On May 11, 2015, the Securities and Exchange Commission (“SEC”) instituted administrative proceedings against two penny stock companies, Visual Acumen, Inc., and First Xeris Corp. (FXER). The purpose of the actions was to establish grounds for imposing stop orders that would suspend registration of the companies’ stock.
First Xeris had filed a Form S-1 registration statement on April 22, 2013 to register an offering of 3 million common shares for a total of $39,000. The registration statement was amended several times, and finally deemed effective on January 8, 2014. Visual Acumen filed its own Form S-1 registration statement on February 5, 2014 to register an offering of 3 million common shares for a total of $33,000. The registration statement was amended once, and became effective on May 9, 2014.
First Xeris’s offering was to be sold to the public by its sole officer and director, David Mullins. Mullins himself owned 9 million shares, which he had supposedly purchased for $9,000. Prior to the offering, that represented 100 percent ownership in the company. Visual Acumen’s stock was to be sold to the public by its own sole officer and director, Alex McKenna. Like First Xeris’s Mullins, McKenna owned 9 million shares of his company’s stock, which he had supposedly purchased for $9,000. Both First Xeris and Visual Acumen identified themselves as a shell company.
The notices announcing the initiation of the SEC stop orders against the two companies are similar. Both begin by asserting that the “Registration Statement includes untrue statement of material facts and omits to state material facts necessary to make the statement contained therein not misleading…” For example, the SEC alleges that both companies misrepresented their business plans, and that neither Mullins nor McKenna had actually paid $9,000 for the stock he owned.

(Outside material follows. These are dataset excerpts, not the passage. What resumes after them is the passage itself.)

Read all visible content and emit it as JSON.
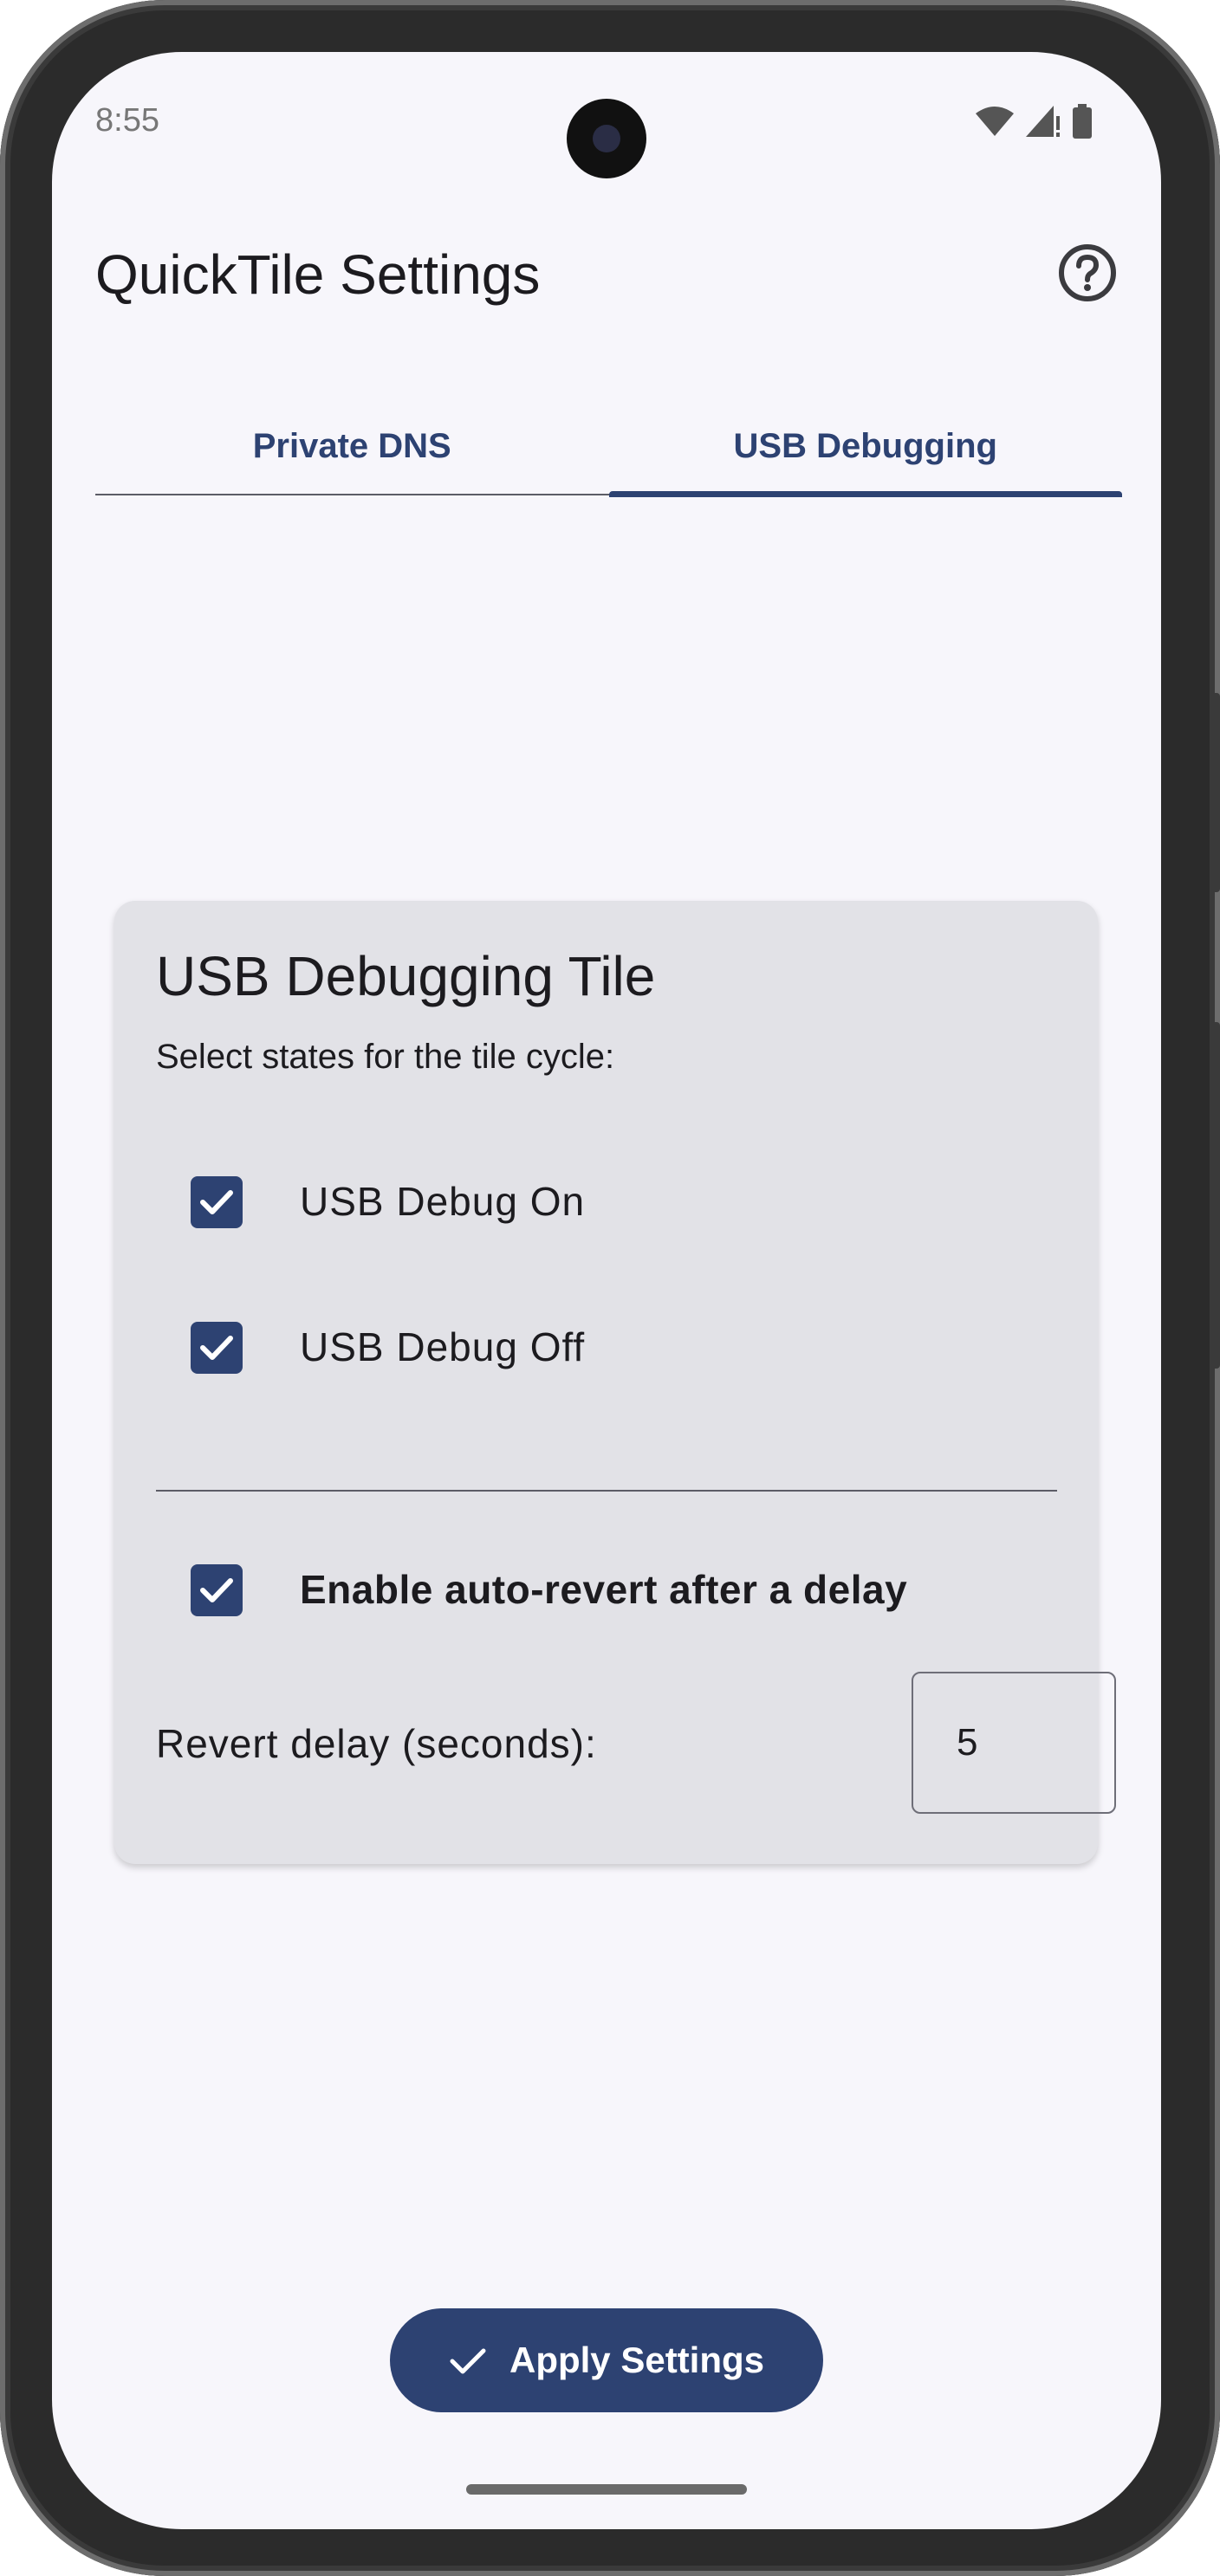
{
  "status_bar": {
    "time": "8:55",
    "icons": [
      "wifi-icon",
      "cell-signal-icon",
      "battery-icon"
    ]
  },
  "app_bar": {
    "title": "QuickTile Settings",
    "help_icon": "help-circle-icon"
  },
  "tabs": [
    {
      "label": "Private DNS",
      "active": false
    },
    {
      "label": "USB Debugging",
      "active": true
    }
  ],
  "card": {
    "title": "USB Debugging Tile",
    "subtitle": "Select states for the tile cycle:",
    "states": [
      {
        "label": "USB Debug On",
        "checked": true
      },
      {
        "label": "USB Debug Off",
        "checked": true
      }
    ],
    "auto_revert": {
      "label": "Enable auto-revert after a delay",
      "checked": true
    },
    "delay": {
      "label": "Revert delay (seconds):",
      "value": "5"
    }
  },
  "apply_button": {
    "label": "Apply Settings",
    "icon": "check-icon"
  },
  "colors": {
    "accent": "#2d4272",
    "surface": "#e2e2e7",
    "background": "#f7f6fb"
  }
}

Using nearly identical wording in both notices, the agency goes on to object that the assertion that the “sole officer and director ‘is the only ‘parent’ and ‘promoter’ of the company’” is “untrue and misleading because Respondent [the company] is controlled and/or promoted by an undisclosed control person, parent and/or promoter.”

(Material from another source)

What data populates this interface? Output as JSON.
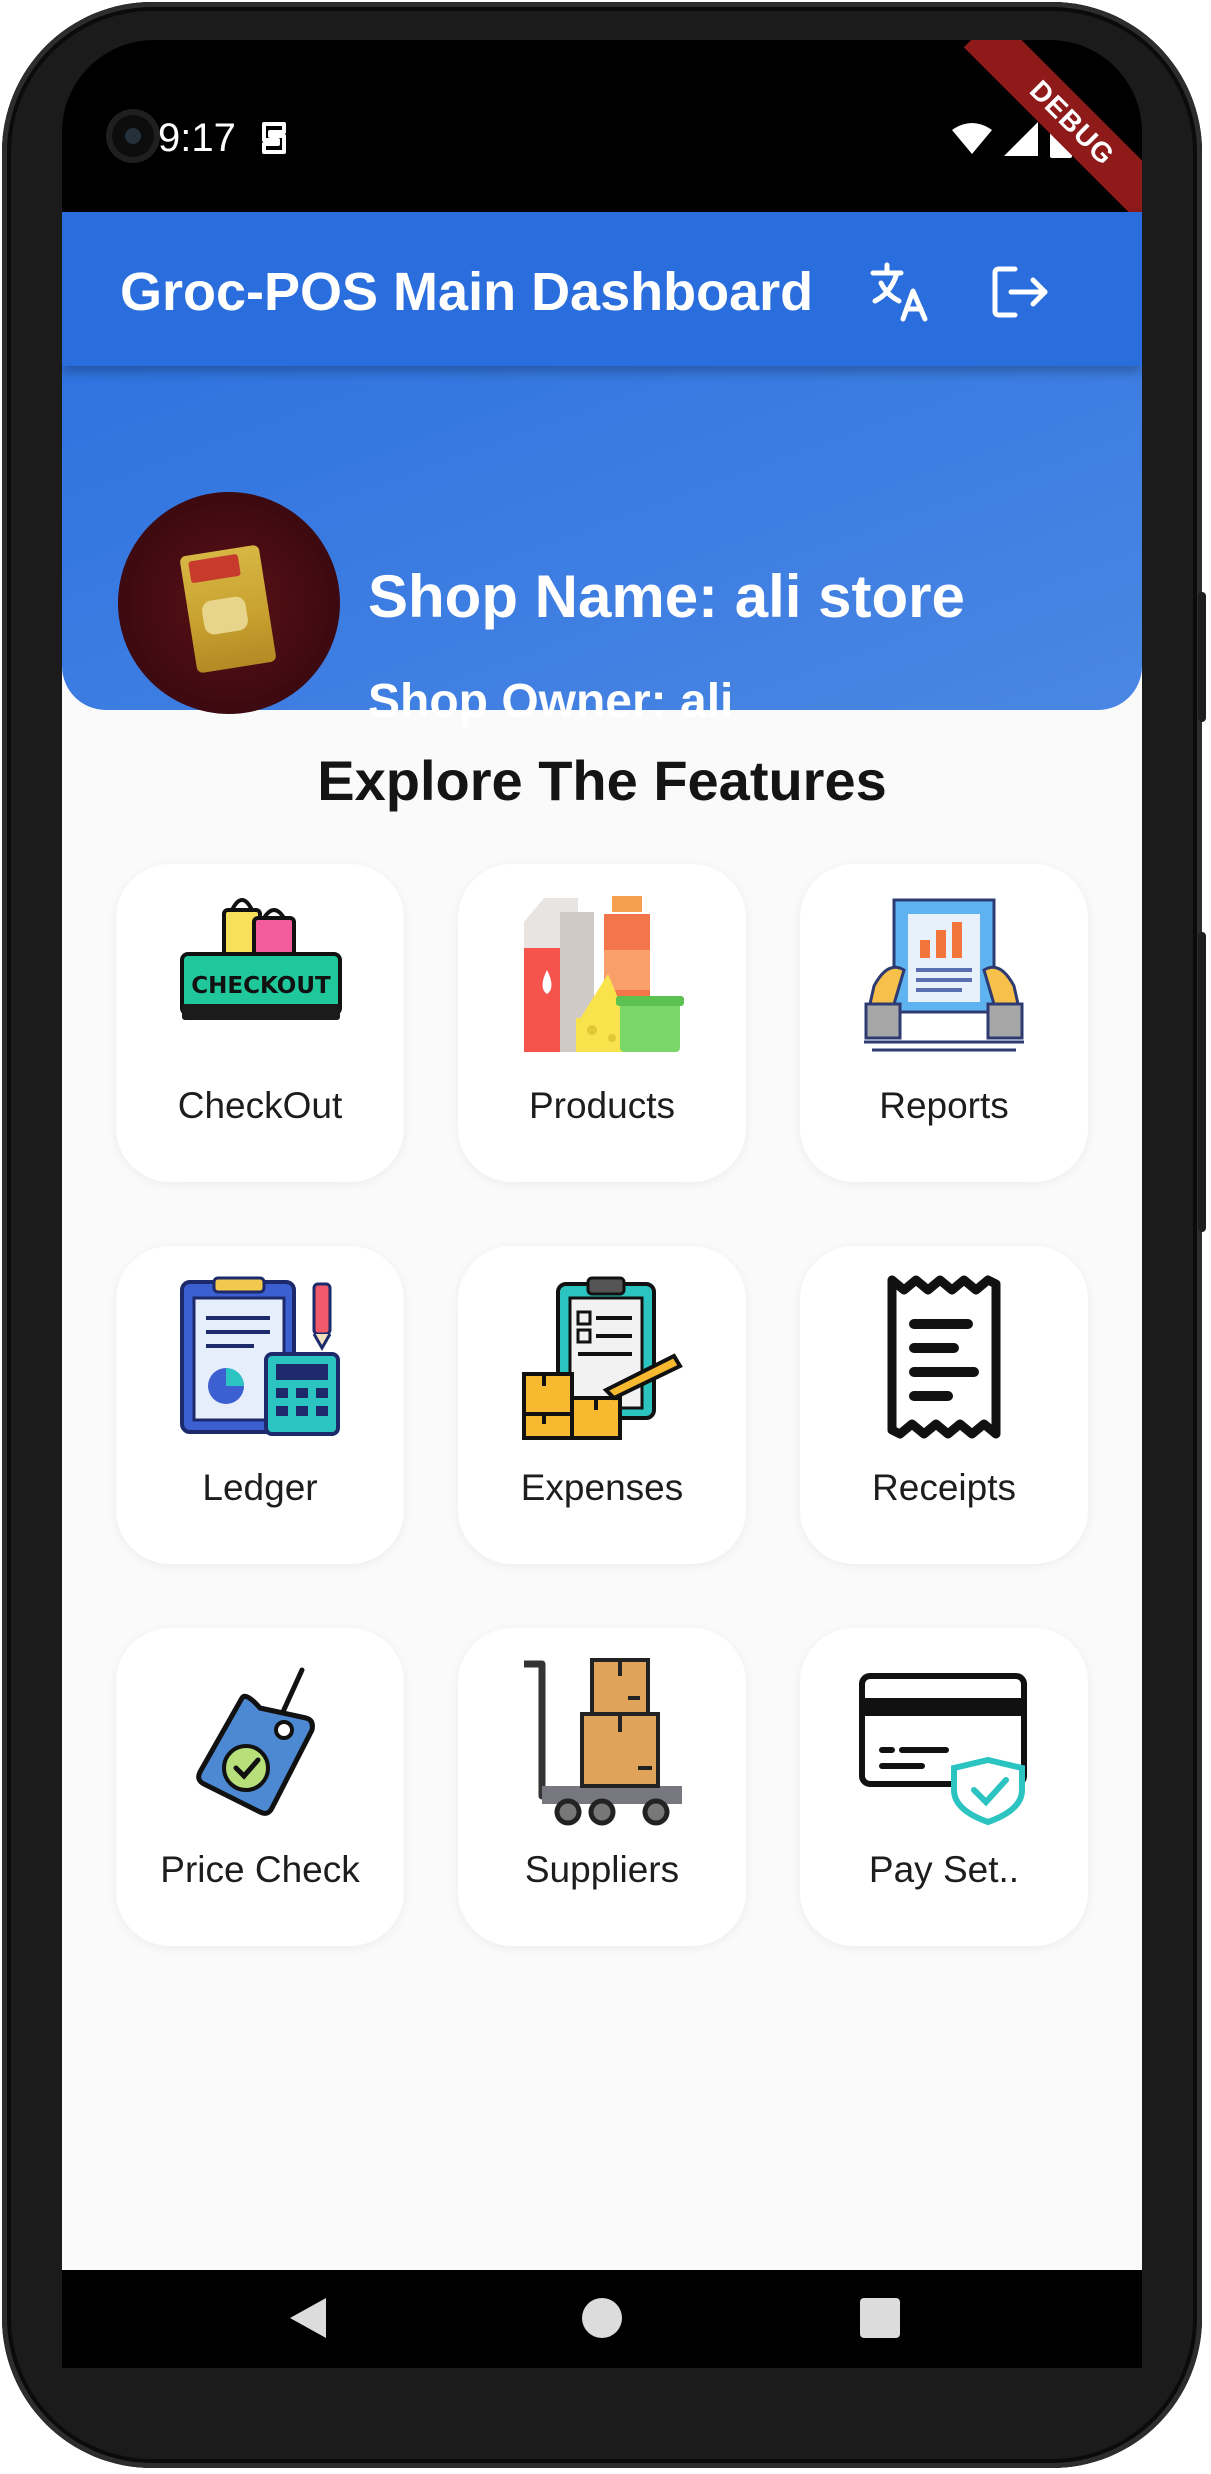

The inescapable conclusion is that the SEC believes that First Xeris and Visual Acumen were set up by the same unidentified individual or entity. What do the two companies have in common? Not much at first glance. Both were incorporated in Florida, First Xeris on March 21, 2013, and Visual Acumen on October 7, 2013. Different securities attorneys wrote the consent letters accompanying the Forms S-1: Angela Collette PSC of Michigan vouched for First Xeris; Everett & Everett of New York for Visual Acumen. The companies do, however, share an auditor, Messineo & Co. of Clearwater, Florida.